В одну из ночей, заоблачные, вялые, пришли грозы и в город. Бормотали, словно покашливали в кулак… Казалось, где-то навзрыд всхлипывает ребенок. Проснулся в своей кроватке, зовет маму и заливается слезами. В глазах у самой были слезы. «Все блажь у меня, прихоть и эгоизм!» – говорила она о себе и плакала.
Утром все валилось из рук. Она возвращалась к недочитанному роману.
Событийная вязь делалась там прихотливей уж некуда. Чтение было медленное, с возвратами вспять.
А рукопись ее разозлила. Собираются, что ли, подзаработать на лотошном чтиве? Какие-то дамы-кавалеры слоняются по какому-то замку… скопом совокупляются – похоже, с привидениями. Она бесновалась: ей редактировать? «Напрячь ординар»… Целомудренной постнице, предпочитающей социальные мотивы… Чистюля, фри-гидка, вполне бы прожила без мужика (ну конечно!
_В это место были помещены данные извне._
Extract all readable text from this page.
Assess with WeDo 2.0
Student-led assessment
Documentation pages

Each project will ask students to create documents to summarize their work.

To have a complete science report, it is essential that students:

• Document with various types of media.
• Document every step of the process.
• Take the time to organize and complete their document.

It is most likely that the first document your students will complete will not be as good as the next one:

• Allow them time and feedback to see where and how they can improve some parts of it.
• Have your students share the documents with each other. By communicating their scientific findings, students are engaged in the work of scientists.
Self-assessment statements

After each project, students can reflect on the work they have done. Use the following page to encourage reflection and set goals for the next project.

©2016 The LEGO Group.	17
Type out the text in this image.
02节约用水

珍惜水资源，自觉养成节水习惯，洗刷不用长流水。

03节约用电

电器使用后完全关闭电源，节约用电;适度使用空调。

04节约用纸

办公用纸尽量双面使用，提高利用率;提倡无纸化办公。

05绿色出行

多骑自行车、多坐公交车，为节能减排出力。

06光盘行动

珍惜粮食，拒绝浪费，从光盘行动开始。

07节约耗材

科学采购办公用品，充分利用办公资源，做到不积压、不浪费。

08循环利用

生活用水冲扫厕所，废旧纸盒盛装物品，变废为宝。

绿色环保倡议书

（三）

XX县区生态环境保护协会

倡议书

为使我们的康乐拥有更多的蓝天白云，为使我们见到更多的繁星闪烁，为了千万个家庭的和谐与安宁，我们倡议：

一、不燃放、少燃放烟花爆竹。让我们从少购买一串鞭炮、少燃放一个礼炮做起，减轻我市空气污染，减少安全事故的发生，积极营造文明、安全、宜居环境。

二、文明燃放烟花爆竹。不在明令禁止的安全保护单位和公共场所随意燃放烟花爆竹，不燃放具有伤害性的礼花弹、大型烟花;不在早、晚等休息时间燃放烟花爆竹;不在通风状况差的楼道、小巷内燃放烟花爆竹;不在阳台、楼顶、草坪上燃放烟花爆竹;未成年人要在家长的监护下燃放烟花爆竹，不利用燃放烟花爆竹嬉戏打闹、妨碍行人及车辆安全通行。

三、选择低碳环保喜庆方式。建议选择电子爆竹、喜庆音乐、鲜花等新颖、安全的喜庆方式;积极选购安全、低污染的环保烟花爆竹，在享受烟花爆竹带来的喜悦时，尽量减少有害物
Таких не бывает), подглядывает за мастурбирующей уродиной!
Обитатели замка… Почему не монастыря, с какой-нибудь тихоней, столь праведной, что под конец свихнулась?
* * *
В одиннадцатом вечера, на вкрадчивый, настойчивый стук, сонная, распахнула дверь перед незнакомцем, просиявшим улыбкой из бороды. Назвался: он тот-то и тот-то. (Имя ничего ей не сказало.) Да, понимает, его друга нет, но может ли войти? (И бесцеремонно переступил порог.) А следом удивленное: «О-о, я здесь не ожидал видеть!» Перехватив взгляд, она обернулась. Господи! Трехдневные страсти в аэропорту… Ева, свечи… И расхохоталась.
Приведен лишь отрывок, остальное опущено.